Ratings7
Average rating4.3
4 to 4.5 stars. This was a really good book that was actually written with children as the target audience here. One might be surprised to find a book talking about death and decomposition to be aimed at kids, but Doughty says in the preface that it's actually children instead of adults that have the most bare-faced questions about death and who are the less squeamish about the subject. She believes that everyone, whatever the age, should understand the realities of death because it's a necessary part of life, whether in our dealing with the loss of people around us or in confronting our own mortality, and that's actually a pretty heartening thought.
I've followed Caitlyn Doughty on her YouTube channel for a while now. When I first discovered her channel, my “morbid” curiosity took hold of me and I watched video after video. But I grew to really enjoy not just the entertaining and light-hearted (but always respectful) way she broached the topic of death, I was also surprised by the attitude she hopes to inspire in more people: that we should be less afraid of death, a phenomenon that is as necessary to life as birth, and to understand more about it.
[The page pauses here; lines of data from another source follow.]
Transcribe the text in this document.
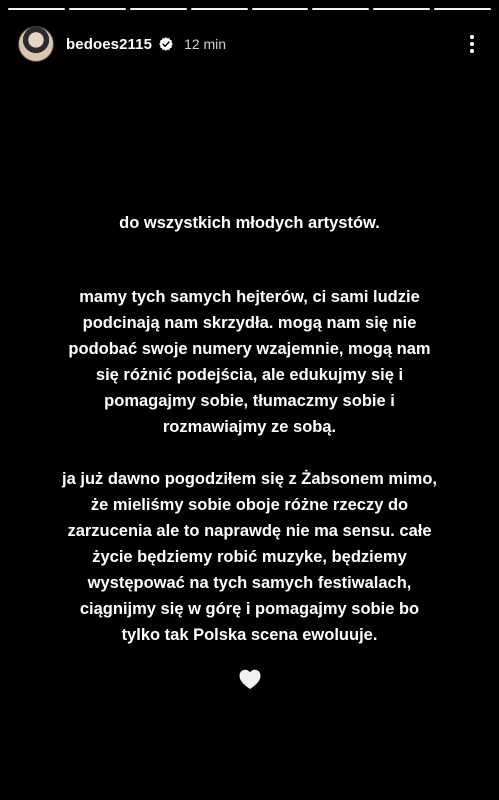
bedoes2115 12 min
do wszystkich młodych artystów.
mamy tych samych hejterów, ci sami ludzie
podcinają nam skrzydła. mogą nam się nie
podobać swoje numery wzajemnie, mogą nam
się różnić podejścia, ale edukujmy się i
pomagajmy sobie, tłumaczmy sobie i
rozmawiajmy ze sobą.
ja już dawno pogodziłem się z Żabsonem mimo,
że mieliśmy sobie oboje różne rzeczy do
zarzucenia ale to naprawdę nie ma sensu. całe
życie będziemy robić muzyke, będziemy
występować na tych samych festiwalach,
ciągnijmy się w górę i pomagajmy sobie bo
tylko tak Polska scena ewoluuje.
This book is no different. I started this very late last night when I was exhausted from finishing another book, but her tone still made me burst out laughing twice in the first couple of chapters.
Some interesting nuggets that I learnt from this book which I hadn't already known from her YouTube channel:
1. In hot, humid climates like where I am, if you bury a person or a dead animal in shallow grave, you're not likely to find anything left after a few months, not even bones. They're all easily degradable in these conditions, and especially in the shallow layers of earth where it's richest in oxygen and therefore decomposing microbes.
2. Differently sized adults could still fit in the same urn after cremation because height matters more than weight in terms of how much ashes a person will end up being.
3. Post-mortem poops happen and morticians have a variety of ways to deal with them, somewhat explained in the book.
4. My turf, Singapore, is given a paragraph here! Caitlyn talks about crowded cemeteries and how America might eventually run out of burial space, but then also give the example of Singapore and Hong Kong (but mostly Singapore) as immensely population-dense places with zero space for burial. We only have one cemetery here still open for burial but even then you only get that plot for 15 years then you're exhumed, cremated, and stored in a columbarium. That happened with my grandfathers who both passed decades before I was born and before our population density got this crowded, so they were both buried for all these decades until very recently in the past 5-10 years it was mandated that they had to be exhumed, cremated, and put in a columbarium.
If you're open to learning more about death in a light-hearted sort of way, including some weird questions about it (”What happens if you eat popcorn kernels before getting cremated?”), this book - and Caitlyn's YouTube channel - is definitely for you.